Jim Burling, vice president of legal affairs for the Pacific Legal Foundation, a national not-for-profit public interest law firm that challenges government abuses, said the court seemed to be “creative” in finding that the parties had standing to challenge a two-decade-old approval for a drug.

“You could argue that FDA was perhaps a little aggressive in the way it approved this drug, certainly compared to the way it denies other drug uses … cutting it some slack that it would not cut for other medications that take a long time to approve,” Burling told The Epoch Times in an interview.

“I don’t think this decision is long for this world,” he said. “I think it is going to be difficult” for it to withstand the scrutiny of the U.S. Court of Appeals for the 5th Circuit, where the case is now, he added.

Cautious Decision Making

Although the 5th Circuit “is one of the most conservative circuits around,” it is probably going to say “‘we’re just going to keep the status quo,’” Burling said.

The circuit “is going to be very cautious in deciding what to do next,” he said.

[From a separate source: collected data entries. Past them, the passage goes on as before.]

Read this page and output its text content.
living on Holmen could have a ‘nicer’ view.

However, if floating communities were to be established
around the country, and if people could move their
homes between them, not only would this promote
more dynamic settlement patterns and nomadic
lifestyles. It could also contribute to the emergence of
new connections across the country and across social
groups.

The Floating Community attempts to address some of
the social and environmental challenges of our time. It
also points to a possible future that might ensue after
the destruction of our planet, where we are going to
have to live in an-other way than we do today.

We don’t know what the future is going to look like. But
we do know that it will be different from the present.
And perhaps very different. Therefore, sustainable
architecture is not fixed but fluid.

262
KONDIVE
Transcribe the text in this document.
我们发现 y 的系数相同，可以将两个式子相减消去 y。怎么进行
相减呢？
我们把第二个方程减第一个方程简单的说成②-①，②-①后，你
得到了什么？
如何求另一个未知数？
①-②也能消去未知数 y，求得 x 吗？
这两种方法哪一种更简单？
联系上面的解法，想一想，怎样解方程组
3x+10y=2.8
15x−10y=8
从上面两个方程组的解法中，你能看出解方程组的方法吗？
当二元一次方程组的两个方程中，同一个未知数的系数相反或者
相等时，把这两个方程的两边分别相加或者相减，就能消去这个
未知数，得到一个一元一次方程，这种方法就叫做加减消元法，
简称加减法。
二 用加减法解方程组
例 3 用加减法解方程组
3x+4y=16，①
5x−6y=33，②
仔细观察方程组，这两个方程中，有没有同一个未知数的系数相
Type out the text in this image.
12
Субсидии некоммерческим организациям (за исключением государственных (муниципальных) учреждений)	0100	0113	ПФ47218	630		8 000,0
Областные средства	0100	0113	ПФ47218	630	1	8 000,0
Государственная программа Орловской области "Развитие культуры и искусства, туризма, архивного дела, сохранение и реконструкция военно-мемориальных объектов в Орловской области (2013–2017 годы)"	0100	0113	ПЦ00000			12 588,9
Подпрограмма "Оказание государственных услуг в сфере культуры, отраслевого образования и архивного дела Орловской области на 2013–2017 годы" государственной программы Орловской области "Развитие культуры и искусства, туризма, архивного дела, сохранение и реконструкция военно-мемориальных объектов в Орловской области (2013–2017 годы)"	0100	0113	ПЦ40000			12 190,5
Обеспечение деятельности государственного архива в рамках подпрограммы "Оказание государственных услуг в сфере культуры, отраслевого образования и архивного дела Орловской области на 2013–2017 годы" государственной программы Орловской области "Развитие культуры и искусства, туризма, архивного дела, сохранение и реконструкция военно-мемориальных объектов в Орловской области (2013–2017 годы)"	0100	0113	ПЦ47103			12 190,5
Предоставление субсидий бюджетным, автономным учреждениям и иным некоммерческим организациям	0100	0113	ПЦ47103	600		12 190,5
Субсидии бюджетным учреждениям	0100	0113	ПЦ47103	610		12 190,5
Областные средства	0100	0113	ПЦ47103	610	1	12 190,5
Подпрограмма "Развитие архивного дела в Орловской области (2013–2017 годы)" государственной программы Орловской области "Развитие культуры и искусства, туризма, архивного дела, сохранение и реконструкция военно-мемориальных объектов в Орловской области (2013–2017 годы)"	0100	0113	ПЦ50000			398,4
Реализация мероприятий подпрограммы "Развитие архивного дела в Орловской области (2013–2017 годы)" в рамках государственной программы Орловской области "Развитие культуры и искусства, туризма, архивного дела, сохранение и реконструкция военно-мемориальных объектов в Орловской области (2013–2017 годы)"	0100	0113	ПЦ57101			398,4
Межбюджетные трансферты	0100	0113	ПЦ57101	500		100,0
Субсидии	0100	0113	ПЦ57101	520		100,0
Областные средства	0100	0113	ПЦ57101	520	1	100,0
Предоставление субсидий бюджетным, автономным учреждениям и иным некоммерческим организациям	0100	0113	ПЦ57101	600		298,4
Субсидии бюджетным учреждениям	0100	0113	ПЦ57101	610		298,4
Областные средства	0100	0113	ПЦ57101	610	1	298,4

The court will likely opt to keep the drug on the shelves until it can conduct what will probably be an expedited, emergency hearing at which it accepts briefings from both sides, he said.

This is a “dramatic” opinion that “basically covers new ground on the issue of standing and covers new ground on the issue of the disapproval of a drug that was approved 20 years ago,” Burling said.

Kacsmaryk made it clear that he is upset with the FDA because in his view the agency was “acting badly” in “probably deliberately stretching things out, but that doesn’t necessarily have a bearing on ... the underlying question of whether the initial approval was correct or not, or the question of whether the challengers had standing or not,” Burling said.

Legal commentator Curt Levey, president of the conservative Committee for Justice, said Kacsmaryk’s decision likely has a limited shelf life.

The conservative-leaning 5th Circuit may affirm the decision but it “will probably go up to the Supreme Court,” Levey said in an interview.

“People in the pro-life community are celebrating” the judge’s decision but it is not clear how long the decision will last, he said.

“I can’t make any predictions about what the Supreme Court would do,” he said, adding that “a very high bar [must be] overcome.”

Levey said there may not be five votes on the nine-member Supreme Court “to undo a drug approval from 20 years ago.”

It is also possible that challenges to mifepristone could be initiated in the states, although that is not the issue in this case, Levey added.